Not that restoration was easy. By the time former Colorado resident Neal Price, president of Innovative Tools, Inc., found the empty hotel, only 60 percent of it was salvageable. The Nanbu might very well have been condemned years earlier; sunk into its foundations, it was a hazard for pedestrians and motorists passing near its occasionally shattering windows and splintering wood. Margaret Hori, whose family owns the Nanbu and Holy's Bakery behind it, would have been happy to tear it down but lacked the energy or funds to do so.
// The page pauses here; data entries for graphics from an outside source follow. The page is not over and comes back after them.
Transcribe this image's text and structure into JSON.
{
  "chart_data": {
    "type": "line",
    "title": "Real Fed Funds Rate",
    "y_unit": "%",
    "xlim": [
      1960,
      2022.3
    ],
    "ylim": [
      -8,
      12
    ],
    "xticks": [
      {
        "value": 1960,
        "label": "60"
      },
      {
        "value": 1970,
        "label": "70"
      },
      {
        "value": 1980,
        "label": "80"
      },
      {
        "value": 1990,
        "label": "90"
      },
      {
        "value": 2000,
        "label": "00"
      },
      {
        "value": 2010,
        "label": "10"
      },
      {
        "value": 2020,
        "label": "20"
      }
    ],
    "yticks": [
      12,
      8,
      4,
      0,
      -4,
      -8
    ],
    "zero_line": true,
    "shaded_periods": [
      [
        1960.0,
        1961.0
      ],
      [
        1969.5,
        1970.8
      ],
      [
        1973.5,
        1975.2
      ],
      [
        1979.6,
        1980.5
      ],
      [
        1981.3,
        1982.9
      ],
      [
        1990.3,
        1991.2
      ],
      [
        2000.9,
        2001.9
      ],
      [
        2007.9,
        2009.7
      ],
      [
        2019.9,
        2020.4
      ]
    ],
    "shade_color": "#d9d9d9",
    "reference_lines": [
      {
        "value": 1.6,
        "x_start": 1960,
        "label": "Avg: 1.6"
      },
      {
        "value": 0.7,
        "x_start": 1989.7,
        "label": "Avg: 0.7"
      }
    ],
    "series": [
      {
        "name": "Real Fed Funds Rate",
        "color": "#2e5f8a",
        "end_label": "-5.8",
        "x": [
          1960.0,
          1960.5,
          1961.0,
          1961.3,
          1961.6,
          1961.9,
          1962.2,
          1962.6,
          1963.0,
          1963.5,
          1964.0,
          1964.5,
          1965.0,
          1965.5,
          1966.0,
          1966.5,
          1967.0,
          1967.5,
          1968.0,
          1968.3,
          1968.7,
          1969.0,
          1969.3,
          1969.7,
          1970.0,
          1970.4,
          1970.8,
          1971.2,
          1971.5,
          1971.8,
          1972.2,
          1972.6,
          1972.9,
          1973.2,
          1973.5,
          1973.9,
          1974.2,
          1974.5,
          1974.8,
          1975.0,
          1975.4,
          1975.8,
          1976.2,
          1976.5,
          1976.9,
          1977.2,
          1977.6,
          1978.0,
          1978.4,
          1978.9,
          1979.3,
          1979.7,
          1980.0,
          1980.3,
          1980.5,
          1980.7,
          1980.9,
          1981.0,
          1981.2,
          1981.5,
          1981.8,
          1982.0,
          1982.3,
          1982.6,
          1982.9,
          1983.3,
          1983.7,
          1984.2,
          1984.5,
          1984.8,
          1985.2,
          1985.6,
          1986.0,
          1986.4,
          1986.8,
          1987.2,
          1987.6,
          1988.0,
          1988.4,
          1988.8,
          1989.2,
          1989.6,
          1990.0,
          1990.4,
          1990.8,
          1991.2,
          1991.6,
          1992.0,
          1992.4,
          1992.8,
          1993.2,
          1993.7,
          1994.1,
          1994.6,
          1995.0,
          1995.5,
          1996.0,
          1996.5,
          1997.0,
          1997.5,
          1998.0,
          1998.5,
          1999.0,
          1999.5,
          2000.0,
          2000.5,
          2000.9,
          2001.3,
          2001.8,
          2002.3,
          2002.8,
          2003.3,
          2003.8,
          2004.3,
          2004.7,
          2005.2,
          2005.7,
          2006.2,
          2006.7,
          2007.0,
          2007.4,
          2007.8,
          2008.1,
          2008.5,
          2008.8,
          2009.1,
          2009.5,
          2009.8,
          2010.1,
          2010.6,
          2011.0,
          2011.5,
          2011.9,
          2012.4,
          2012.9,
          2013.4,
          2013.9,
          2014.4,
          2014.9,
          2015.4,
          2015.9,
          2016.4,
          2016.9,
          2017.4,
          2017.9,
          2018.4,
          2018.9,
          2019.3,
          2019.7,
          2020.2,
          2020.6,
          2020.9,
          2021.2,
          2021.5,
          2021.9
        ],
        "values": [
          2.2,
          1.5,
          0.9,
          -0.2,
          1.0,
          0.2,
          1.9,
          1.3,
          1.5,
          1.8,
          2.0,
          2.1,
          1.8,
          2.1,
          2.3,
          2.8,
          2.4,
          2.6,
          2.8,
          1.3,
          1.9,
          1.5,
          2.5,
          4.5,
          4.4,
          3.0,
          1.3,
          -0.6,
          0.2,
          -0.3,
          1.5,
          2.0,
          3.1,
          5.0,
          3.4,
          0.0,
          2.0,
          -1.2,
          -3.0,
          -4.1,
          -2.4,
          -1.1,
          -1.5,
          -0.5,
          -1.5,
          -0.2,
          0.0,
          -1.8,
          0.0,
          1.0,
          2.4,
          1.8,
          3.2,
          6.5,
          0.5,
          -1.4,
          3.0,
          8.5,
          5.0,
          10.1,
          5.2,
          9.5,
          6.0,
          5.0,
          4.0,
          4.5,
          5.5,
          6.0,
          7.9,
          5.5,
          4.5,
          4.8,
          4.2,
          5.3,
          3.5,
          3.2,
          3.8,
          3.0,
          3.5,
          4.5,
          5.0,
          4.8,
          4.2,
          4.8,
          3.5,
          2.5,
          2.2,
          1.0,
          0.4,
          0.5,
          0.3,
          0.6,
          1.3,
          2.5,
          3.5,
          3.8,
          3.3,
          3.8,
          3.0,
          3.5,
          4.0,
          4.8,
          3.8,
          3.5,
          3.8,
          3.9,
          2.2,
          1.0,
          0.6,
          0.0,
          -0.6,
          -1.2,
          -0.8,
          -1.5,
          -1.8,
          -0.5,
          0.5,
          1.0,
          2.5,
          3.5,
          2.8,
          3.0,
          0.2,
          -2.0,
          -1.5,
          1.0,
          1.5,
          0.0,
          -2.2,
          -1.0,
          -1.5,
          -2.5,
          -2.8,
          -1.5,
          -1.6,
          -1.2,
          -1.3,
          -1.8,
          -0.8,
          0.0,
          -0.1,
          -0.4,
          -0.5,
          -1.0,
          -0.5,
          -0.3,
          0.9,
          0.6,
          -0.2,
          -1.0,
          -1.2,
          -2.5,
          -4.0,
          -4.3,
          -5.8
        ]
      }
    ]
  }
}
Price signed a 30-year lease from the Horis, got the hotel listed on the National Register of Historic Places, and began a 14-month restoration with the help of a federal tax credit. Qualifying for the tax credit meant that new materials had to match the old—quite a challenge in a structure originally built of high-grade Douglas fir logged in the American Northwest when environmental issues were not a concern. "We put the facade on last," Price recalls. "We figured, once that's up, everyone will want to walk through."
And that's what happened. Suddenly the Nanbu was the town's real-estate hot spot. Potential lessors lined up to occupy office space in the former hotel rooms, and 20 retailers—some without any experience, others willing to move their existing stores, all eager to cash in on Nanbu's historic comeback—vied for space on the ground floor.
Older members of the community, called kupuna, told Price stories about the old hotel: drunken brawls in the bar, pool games, and horses tied up out front. With those stories in mind, Price didn't want businesses that catered to tourists and not Kohala residents. "Realistically," Price says, "there is only so much that full-time residents need. But the community can't sustain itself unless it draws visitors." So he chose a coffee-shop hangout, a jewelry store, a used bookstore, and an art gallery, which—the exception to his rule—draws tourists.
Like Takata's old grocery, the Nanbu's success illustrates what's possible when a struggling community finds a way to profit from its history. Since 1980, North Kohala's population has nearly doubled to 6,038 residents. But can successful renovations make sense of a past of royalty and plantations to new generations from different cultures? One thing is sure: In tiny North Kohala, where residents celebrate Japanese and Chinese festivals, Christian holidays, Philippine independence, and anniversaries to commemorate the Hawaiian legacy, the town's old wooden buildings provide an authentic local framework linked to a history of prosperity.
There is a sense of relief among North Kohala's locals that their buildings remain. But Kohala native Nani Svendsen speaks for many when she says, "It's hard to relate to the changes right away. It went so fast for us. We need to share our cultures and heritage to make this really work."